Fort Carroll (1)
Fort Carroll (1) (1848-1921) - Originally designed as a late Third System Coastal Defense fort constructed in the middle of the Patapsco River off Hawkins Point, Baltimore County, Maryland. Named 8 Oct 1850 for Charles Carroll (1737-1832), the last surviving signer of the Declaration of Independence at that time. Three Endicott Period batteries were completed in 1900. Officially abandoned in Mar 1921 and sold in 1958.
Third System (1816-1867)
Established to protect the entrance to Baltimore Harbor.
Construction began in 1848 under the supervision of Bvt. Col. Robert E. Lee of the Army Corps of Engineers.

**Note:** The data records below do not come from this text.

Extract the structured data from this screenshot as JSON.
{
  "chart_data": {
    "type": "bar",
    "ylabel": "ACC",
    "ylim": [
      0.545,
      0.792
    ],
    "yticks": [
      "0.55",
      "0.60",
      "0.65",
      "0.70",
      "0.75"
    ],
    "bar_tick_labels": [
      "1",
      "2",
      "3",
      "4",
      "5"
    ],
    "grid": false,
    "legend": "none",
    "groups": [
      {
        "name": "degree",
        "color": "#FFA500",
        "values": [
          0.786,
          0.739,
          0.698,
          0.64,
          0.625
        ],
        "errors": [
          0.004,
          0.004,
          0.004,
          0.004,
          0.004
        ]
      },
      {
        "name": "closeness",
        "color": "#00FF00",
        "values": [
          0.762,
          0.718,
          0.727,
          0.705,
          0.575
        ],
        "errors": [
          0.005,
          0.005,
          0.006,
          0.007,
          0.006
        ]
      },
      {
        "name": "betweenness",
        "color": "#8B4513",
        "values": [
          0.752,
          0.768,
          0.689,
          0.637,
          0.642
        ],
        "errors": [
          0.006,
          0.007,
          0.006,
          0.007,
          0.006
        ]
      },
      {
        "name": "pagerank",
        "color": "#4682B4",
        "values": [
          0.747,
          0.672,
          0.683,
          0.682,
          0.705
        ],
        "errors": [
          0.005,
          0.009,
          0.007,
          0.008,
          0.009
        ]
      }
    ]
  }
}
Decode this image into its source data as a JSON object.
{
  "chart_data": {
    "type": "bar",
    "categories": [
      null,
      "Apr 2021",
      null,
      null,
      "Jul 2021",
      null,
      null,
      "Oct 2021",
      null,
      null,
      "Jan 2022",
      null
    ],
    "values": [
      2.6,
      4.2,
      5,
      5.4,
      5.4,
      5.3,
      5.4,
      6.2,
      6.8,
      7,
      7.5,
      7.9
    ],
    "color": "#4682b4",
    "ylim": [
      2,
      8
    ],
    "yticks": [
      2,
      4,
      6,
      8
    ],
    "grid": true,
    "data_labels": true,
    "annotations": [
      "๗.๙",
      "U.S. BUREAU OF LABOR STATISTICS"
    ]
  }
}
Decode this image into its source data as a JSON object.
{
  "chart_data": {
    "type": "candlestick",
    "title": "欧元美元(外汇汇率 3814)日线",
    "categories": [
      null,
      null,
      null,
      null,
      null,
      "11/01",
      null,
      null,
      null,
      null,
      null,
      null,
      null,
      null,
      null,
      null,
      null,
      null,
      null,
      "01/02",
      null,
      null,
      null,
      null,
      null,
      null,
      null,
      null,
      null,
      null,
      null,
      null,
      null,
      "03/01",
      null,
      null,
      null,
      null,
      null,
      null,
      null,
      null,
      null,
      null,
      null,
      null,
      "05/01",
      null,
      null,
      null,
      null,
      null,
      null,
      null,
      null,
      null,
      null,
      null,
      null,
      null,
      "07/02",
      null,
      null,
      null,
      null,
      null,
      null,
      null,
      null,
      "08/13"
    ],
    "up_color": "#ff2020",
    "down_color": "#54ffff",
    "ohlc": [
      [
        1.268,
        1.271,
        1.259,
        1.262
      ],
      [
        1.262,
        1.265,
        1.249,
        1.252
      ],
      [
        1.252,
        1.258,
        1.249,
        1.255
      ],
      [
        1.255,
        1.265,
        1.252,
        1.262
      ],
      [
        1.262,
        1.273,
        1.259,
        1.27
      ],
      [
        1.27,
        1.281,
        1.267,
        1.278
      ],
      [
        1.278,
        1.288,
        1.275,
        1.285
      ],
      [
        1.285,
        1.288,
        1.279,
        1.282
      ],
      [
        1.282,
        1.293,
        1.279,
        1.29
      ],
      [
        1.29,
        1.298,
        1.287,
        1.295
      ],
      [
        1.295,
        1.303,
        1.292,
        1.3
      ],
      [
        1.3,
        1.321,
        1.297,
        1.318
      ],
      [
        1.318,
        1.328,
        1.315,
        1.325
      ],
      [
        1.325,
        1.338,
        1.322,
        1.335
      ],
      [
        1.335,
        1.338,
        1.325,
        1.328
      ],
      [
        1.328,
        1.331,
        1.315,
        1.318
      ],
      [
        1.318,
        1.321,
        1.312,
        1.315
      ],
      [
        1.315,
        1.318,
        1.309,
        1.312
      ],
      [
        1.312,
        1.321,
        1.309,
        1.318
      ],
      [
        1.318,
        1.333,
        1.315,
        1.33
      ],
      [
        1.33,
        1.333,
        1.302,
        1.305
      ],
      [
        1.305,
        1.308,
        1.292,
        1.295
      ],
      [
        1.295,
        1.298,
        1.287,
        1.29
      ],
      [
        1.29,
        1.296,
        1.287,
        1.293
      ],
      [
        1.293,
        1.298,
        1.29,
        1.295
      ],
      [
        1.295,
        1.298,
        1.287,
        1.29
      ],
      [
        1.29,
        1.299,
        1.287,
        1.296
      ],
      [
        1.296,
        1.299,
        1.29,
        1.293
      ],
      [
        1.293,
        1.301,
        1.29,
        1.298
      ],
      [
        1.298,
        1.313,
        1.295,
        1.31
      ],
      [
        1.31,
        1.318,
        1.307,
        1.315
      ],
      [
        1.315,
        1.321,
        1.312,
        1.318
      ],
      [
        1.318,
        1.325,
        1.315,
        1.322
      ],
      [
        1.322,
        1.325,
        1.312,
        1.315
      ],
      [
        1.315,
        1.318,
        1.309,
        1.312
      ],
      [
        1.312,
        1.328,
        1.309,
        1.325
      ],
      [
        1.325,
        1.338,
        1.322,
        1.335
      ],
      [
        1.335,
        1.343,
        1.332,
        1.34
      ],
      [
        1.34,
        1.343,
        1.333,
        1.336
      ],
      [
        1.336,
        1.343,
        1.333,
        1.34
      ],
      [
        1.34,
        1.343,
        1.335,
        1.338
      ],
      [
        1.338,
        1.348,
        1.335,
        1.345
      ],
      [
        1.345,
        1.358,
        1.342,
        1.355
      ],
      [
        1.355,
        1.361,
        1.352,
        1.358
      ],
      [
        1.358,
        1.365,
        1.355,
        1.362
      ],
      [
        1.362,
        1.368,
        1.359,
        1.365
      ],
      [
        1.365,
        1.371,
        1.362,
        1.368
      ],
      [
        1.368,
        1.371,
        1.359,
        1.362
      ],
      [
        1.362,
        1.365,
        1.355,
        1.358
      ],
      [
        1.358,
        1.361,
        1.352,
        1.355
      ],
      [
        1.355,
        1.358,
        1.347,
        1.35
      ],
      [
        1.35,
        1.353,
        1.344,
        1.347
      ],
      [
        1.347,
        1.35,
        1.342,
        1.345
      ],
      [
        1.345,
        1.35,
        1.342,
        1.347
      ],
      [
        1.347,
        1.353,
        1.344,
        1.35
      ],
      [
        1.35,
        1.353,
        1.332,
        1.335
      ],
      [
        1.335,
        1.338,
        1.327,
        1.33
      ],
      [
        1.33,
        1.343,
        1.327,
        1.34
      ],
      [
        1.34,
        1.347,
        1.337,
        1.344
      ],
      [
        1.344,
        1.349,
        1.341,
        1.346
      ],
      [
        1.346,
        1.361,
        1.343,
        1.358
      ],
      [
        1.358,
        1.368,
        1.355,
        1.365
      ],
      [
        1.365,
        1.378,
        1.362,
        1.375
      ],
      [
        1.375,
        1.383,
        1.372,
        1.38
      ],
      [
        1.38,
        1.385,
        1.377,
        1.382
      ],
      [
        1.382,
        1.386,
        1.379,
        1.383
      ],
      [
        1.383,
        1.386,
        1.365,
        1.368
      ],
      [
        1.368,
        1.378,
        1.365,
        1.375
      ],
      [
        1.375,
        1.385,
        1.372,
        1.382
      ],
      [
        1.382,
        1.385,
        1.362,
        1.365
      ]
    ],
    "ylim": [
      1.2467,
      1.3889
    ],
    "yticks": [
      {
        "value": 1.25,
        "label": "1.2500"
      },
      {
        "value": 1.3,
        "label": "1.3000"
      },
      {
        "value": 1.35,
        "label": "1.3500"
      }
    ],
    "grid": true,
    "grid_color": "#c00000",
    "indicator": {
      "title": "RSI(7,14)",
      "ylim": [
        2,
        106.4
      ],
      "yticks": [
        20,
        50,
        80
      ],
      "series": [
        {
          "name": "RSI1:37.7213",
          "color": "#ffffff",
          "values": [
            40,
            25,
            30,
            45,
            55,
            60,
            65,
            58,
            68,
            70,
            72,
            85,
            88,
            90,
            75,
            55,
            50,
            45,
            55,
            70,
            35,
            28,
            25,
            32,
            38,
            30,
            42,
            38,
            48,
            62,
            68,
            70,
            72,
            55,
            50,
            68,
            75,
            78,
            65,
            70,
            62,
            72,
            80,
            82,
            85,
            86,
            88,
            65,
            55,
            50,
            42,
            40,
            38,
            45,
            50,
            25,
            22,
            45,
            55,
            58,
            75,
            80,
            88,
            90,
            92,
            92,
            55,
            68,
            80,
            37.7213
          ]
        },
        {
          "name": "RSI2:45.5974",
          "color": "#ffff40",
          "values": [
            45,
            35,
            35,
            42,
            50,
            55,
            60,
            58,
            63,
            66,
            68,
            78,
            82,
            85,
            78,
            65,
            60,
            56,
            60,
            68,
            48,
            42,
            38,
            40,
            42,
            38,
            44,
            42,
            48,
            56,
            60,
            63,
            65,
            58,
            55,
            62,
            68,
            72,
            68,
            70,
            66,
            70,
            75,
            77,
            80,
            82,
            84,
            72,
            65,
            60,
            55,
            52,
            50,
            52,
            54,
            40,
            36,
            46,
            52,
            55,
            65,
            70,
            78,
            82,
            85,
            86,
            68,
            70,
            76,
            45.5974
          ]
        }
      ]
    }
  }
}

Lee continued to supervise the construction until Sep 1852 when he was called to duty as the Superintendent of the United States Military Academy at West Point.
Fort Carroll was a hexagonal fort on 3.4 acres of man-made island. The unprotected masonry walls were to be 10 foot thick and 40 foot high and they reached to the water's edge on all sides. The Fort was designed to mount 225 guns in three tiers of brick casemates and a barbette tier above that but difficulties with settling caused suspension of work before the walls reached their design height. Only one tier was completed and that was not fully complete in some places.
U.S. Civil War (1861-1865)
About thirty cannon were mounted at Fort Carroll during the U.S. Civil War to protect the entrance to Baltimore Harbor. Torrential rains flooded the fort’s magazines in April 1864 and the powder and ammunition were moved to Fort McHenry.
After the U.S. Civil War Fort Carroll was in caretaker status and deteriorated significantly.
Endicott Period (1890-1910)
Part of the Harbor Defense of Baltimore.
As a result of the Spanish-American War in 1898 and the Endicott Board recommendations, three Endicott Period batteries were constructed on two of the South facing walls of the fort. Construction began in 1898 and was completed in July and August of 1900. The fort was garrisoned by detachment from Fort McHenry during this period.
World War I (1917-1918)
During World War I the guns were removed from Battery Towson and Battery Heart for service elsewhere and by 1920 the guns from Battery Augustin had also been removed. The Army officially abandoned Fort Carroll in March 1921 and removed all remaining equipment to Fort Howard (1).
The Fort was sold to Benjamin N. Eisenberg in 1958 for about ten thousand dollars. Several entities leased the property from the Eisenberg family for various purposes but none proved viable and the property is unoccupied and decaying.